About the Expressiveness of D

Brad Roberts braddr at puremagic.com
Fri Apr 5 14:36:07 PDT 2013


On 4/5/13 11:17 AM, Jonathan M Davis wrote:
> On Friday, April 05, 2013 13:13:29 Chad Joan wrote:
>> On 04/02/2013 10:44 PM, Andrei Alexandrescu wrote:
>>> I think it leads to writing less repetitive unittests.
>>>
>>> If we did datetime all over again, I'd give a budget of 2000 lines for
>>> all functionality. I bet the solution would be better.
>>>
>>>
>>> Andrei
>>
>> My problem with datetime is that it is too monolithic. I really wish it
>> was split into about 3 different modules. This is frustrating from a
>> user-perspective. The docs for that thing can easily make someone's
>> eyes gloss over.
>>
>> If you split it up, then the LOC per module would become smaller too, as
>> a side-effect.
>
> If/Once some variant of DIPs 15 or 16 is implemented, we'll be able to
> transparently turn modules into packages - making the package have the same
> name as the old module and split what was in the old module across multiple
> modules in the new package. Code will then work exactly as before, importing
> the package as it were a module but allowing you to import the modules in the
> package directly in new code if you want to.

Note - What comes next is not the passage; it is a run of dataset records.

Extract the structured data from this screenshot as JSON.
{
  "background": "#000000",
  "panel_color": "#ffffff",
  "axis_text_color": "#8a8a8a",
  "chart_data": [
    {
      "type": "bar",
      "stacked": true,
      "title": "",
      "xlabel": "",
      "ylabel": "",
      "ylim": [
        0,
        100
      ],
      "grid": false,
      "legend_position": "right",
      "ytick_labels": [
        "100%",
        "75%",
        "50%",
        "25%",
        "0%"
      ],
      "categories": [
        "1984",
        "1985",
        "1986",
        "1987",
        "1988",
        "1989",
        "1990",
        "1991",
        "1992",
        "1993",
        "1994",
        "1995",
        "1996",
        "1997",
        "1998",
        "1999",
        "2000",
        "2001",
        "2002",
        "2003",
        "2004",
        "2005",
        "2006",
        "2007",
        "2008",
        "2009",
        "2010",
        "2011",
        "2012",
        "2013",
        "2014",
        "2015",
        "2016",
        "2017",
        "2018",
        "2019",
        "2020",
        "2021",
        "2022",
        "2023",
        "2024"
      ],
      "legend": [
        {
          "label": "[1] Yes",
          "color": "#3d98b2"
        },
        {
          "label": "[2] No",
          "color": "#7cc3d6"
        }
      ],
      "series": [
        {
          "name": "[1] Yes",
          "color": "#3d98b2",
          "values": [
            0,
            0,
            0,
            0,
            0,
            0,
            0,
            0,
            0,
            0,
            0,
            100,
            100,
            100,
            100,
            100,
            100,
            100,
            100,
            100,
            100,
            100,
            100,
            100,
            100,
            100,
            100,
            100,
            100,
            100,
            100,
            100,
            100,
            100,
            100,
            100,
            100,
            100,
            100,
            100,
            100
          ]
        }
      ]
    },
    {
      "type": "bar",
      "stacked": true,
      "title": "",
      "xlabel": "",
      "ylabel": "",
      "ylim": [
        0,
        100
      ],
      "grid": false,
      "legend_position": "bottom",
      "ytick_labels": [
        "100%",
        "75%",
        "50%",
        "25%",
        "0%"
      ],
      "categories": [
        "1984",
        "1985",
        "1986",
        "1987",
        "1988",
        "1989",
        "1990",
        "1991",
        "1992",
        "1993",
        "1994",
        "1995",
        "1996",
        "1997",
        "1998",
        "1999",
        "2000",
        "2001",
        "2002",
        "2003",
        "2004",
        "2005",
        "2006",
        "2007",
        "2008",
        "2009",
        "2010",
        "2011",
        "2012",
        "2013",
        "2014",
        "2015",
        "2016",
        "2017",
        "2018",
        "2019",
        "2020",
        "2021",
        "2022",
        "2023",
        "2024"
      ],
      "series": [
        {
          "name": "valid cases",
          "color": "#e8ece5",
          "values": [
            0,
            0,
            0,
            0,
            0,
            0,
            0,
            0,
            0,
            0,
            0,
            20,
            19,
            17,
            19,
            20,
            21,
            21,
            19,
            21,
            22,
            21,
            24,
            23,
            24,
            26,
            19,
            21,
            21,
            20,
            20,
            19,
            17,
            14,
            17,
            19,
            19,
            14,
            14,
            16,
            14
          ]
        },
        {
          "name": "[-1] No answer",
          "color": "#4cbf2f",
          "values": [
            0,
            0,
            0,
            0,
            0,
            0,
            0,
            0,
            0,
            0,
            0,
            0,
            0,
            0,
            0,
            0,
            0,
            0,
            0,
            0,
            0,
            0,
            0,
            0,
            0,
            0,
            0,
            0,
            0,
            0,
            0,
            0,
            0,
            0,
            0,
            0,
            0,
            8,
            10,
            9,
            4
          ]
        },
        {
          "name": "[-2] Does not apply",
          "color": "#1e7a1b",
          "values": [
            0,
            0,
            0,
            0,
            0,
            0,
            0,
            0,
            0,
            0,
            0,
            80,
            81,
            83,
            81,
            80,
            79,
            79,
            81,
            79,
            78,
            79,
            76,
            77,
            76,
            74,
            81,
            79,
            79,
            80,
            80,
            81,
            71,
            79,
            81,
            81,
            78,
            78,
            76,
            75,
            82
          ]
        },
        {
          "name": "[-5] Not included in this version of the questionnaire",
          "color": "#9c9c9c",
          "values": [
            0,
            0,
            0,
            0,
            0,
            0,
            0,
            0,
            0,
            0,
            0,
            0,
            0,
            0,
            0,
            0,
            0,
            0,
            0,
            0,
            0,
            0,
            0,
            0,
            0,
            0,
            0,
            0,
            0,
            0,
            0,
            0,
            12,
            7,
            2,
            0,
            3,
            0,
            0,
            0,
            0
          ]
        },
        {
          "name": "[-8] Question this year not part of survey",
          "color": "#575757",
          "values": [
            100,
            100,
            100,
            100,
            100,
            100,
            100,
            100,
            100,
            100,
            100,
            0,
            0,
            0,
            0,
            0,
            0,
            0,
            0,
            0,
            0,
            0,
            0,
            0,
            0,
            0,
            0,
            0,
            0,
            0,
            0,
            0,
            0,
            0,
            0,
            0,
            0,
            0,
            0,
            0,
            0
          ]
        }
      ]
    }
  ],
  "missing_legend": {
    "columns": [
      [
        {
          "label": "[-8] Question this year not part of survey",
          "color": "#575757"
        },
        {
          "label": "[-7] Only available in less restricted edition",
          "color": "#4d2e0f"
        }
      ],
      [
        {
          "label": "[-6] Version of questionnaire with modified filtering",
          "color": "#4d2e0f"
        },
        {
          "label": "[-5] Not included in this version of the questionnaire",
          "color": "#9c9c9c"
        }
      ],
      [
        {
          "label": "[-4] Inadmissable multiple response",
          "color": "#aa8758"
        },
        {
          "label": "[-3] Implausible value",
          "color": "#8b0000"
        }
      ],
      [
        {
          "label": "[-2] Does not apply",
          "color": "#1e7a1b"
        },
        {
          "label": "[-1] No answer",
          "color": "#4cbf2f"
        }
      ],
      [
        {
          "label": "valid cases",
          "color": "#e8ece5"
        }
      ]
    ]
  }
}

Then we'll be able to split up
> larger modules like std.algorithm or std.datetime if we want to - without
> breaking anyone's code.
>
> Once that's available, I have every intention of splitting up std.datetime
> into separate modules, but doing so before that would break code, which I
> don't want to do.
>
> - Jonathan M Davis
>

I believe it's really not a module issue at all, but a doc issue.  The 
two are directly tied today, but I have _no_ problem with importing the 
module and using it as is.  Yes, it's large in terms of lines in the 
file, but really, who's affected by that and how often.  Few and seldom. 
  Breaking it up just because of docs is like ripping a book into 10 
books just because you want to only carry one chapter around.